The Federal Rules of Civil Procedure require that a pleading contain "a short and plain statement of the grounds upon which the court's jurisdiction depends," and a "short and plain statement of the claim showing that the pleader is entitled to relief." Fed.R.Civ.P. 8(a)(1) — (2). Plaintiffs deliver neither. While it is true that they "need not provide extensive factual details" in their complaint, their "'short and plain statement' must at least include some factual assertions" to put defendants on notice of the "the event being sued upon." Flowers v. Executive Office of the President, 142 F. Supp. 2d 38, 46-47 (D.D.C. 2001) (citation omitted). Plaintiffs fail to allege any facts in support of their charges of fraud, extortion, and conspiracy on the part of defendants.

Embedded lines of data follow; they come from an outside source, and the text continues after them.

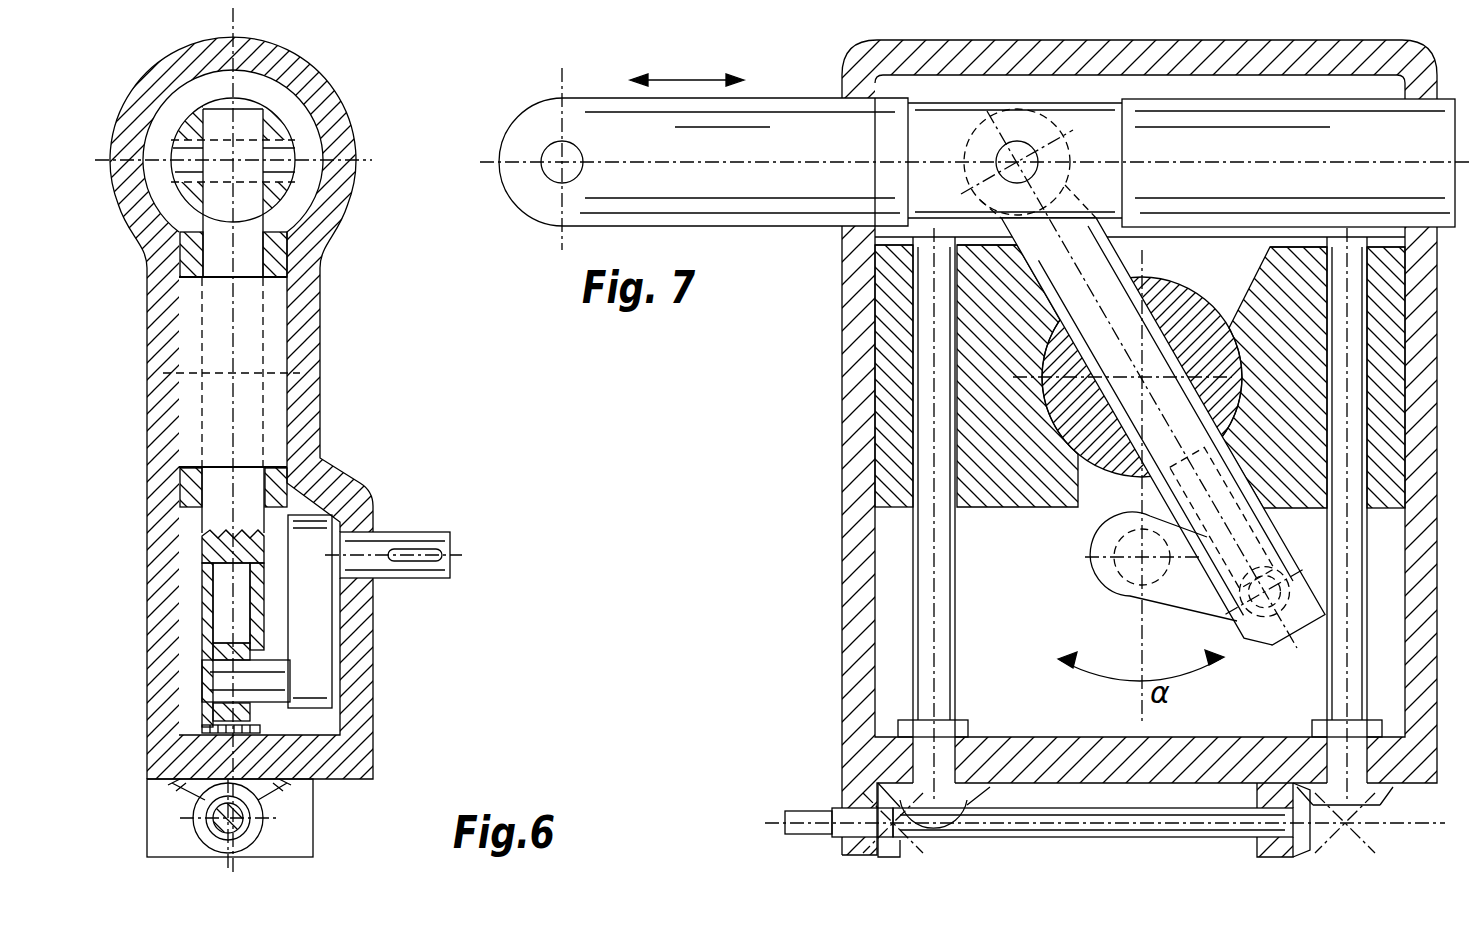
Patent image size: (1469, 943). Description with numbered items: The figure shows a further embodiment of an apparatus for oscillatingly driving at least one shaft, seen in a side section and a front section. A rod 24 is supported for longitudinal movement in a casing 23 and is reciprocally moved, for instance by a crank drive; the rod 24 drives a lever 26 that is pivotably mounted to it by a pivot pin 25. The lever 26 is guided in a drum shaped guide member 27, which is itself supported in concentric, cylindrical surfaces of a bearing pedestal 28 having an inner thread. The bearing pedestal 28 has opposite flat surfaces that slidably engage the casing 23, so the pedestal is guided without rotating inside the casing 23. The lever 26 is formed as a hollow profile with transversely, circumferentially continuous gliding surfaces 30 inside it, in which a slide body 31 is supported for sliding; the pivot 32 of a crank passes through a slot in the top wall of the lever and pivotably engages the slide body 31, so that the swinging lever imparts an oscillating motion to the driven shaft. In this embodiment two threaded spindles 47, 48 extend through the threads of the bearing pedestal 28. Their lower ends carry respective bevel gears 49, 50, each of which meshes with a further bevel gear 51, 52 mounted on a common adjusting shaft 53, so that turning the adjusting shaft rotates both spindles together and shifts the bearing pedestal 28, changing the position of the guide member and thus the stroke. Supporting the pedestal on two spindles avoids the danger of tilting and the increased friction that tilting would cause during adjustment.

In FIG. 6, the casing 23 is at (330, 108).
In FIG. 7, the casing 23 is at (1417, 76).
In FIG. 6, the rod 24 is at (272, 132).
In FIG. 7, the rod 24 is at (783, 118).
In FIG. 6, the pivot pin 25 is at (300, 152).
In FIG. 7, the pivot pin 25 is at (1022, 150).
In FIG. 6, the lever 26 is at (247, 312).
In FIG. 7, the lever 26 is at (1050, 262).
In FIG. 6, the drum shaped guide member 27 is at (277, 357).
In FIG. 7, the drum shaped guide member 27 is at (1110, 437).
In FIG. 6, the bearing pedestal 28 is at (187, 497).
In FIG. 7, the bearing pedestal 28 is at (888, 365).
In FIG. 6, the gliding surfaces 30 is at (217, 585).
In FIG. 6, the slide body 31 is at (263, 645).
In FIG. 6, the pivot 32 is at (268, 693).
In FIG. 7, the threaded spindle 47 is at (927, 423).
In FIG. 7, the threaded spindle 48 is at (1343, 293).
In FIG. 7, the bevel gear 49 is at (900, 788).
In FIG. 6, the bevel gear 50 is at (287, 798).
In FIG. 7, the bevel gear 50 is at (1390, 803).
In FIG. 7, the further bevel gear 51 is at (900, 842).
In FIG. 6, the further bevel gear 52 is at (267, 845).
In FIG. 7, the further bevel gear 52 is at (1323, 840).
In FIG. 6, the drive shaft 53 is at (263, 832).
In FIG. 7, the drive shaft 53 is at (1092, 830).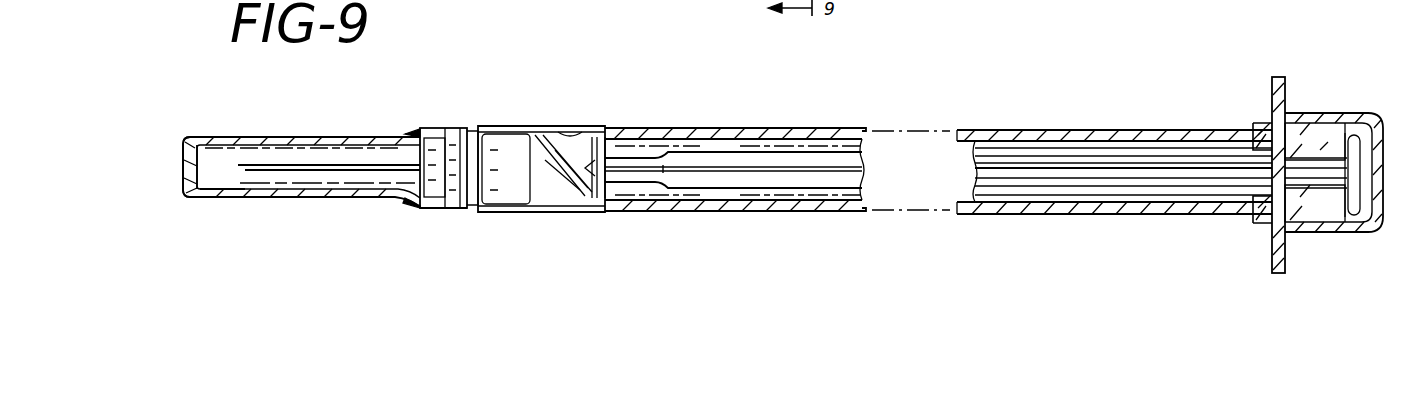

The court is not "required to speculate that factual propositions unmentioned, or evidentiary links unrevealed," are among the facts plaintiffs seek to establish at some later date. ACLU Found. of S. Cal. v. Barr, 952 F.2d 457, 472 (D.C. Cir. 1991) (citation omitted) (upholding dismissal of complaint omitting essential elements of stated claims). Regardless of the intensity of plaintiffs' convictions, or the hyperbole of their filings, their claims cannot be sustained because they do not advance beyond pure conjecture.
Plaintiffs request various other forms of declarative and injunctive relief unrelated to the Privacy Act. For instance, they seek declarations that the Internal Revenue Service was never created by Congress; that the regulatory authority of the Secretary of the Treasury to collect taxes applies only to alcohol, tobacco, and firearms; that none of plaintiffs are involved in commercial activities that produce taxable income; that Social Security numbers have been fraudulently assigned to plaintiffs; and that the Internal Revenue Code applies only to federal employees. Am. Compl. at 34-35. When faced with similar "shopworn arguments characteristic of taxprotester rhetoric," Leonard v. Comm'r of Internal Revenue, T.C.M. 1998-290, 1998 WL 453668 (T.C. 1998), courts have readily dismissed such claims as frivolous. See, e.g., United States v. Collins, 920 F.2d 619, 629-30 (10th Cir. 1990); United States v. Sloan, 939 F.2d 499, 500-01 (7th Cir. 1991); Parker v. Comm'r of Internal Revenue, 724 F.2d 469, 471-72 (5th Cir. 1984). This court finds that plaintiffs' present claims require the same disposition.
III. CONCLUSION
For the foregoing reasons, the court concludes that defendants' motion to dismiss, or in the alternative for summary judgment, must be granted. An appropriate order accompanies this memorandum opinion.